None of the major political parties have announced a policy in this space.
She went on to outline how such a mandate could prevent women from rising in the ranks at their jobs.
‘How about the president? You think a president can take off three extra days out of every month?’
‘This agenda is saying that women should work eleven months as opposed to their male colleagues – who will work a full twelve months.’

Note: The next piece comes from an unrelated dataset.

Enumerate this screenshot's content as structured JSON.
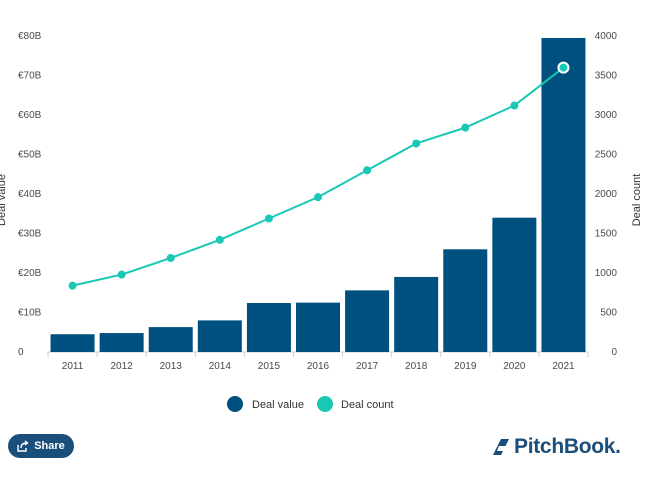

‘How do you convince any employer that a woman should be promoted when she’s worked a full month less than her male colleague – or her female colleague who doesn’t take off from work?’
Annie, from the US, is an Obstetrician-Gynaecologist (OB-GYN) who often debunks reproductive and other women’s health myths on her popular TikTok account
Many commenters agreed with Annie’s position.
‘There’s no way I want my job knowing my cycle,’ one woman said.
‘It would stigmatise women’s issues further. We should just have stronger sick leave policies and advocate for women’s healthcare,’ added another.
But others did not see the merit in her argument.
‘So, the people who do have debilitating paid should just suck it up? Are we discriminating on medical issues now?’
‘This argument could be applied to maternity leave,’ said another. ‘Let’s scrap that too so that women can work the same hours, days, and months as men.’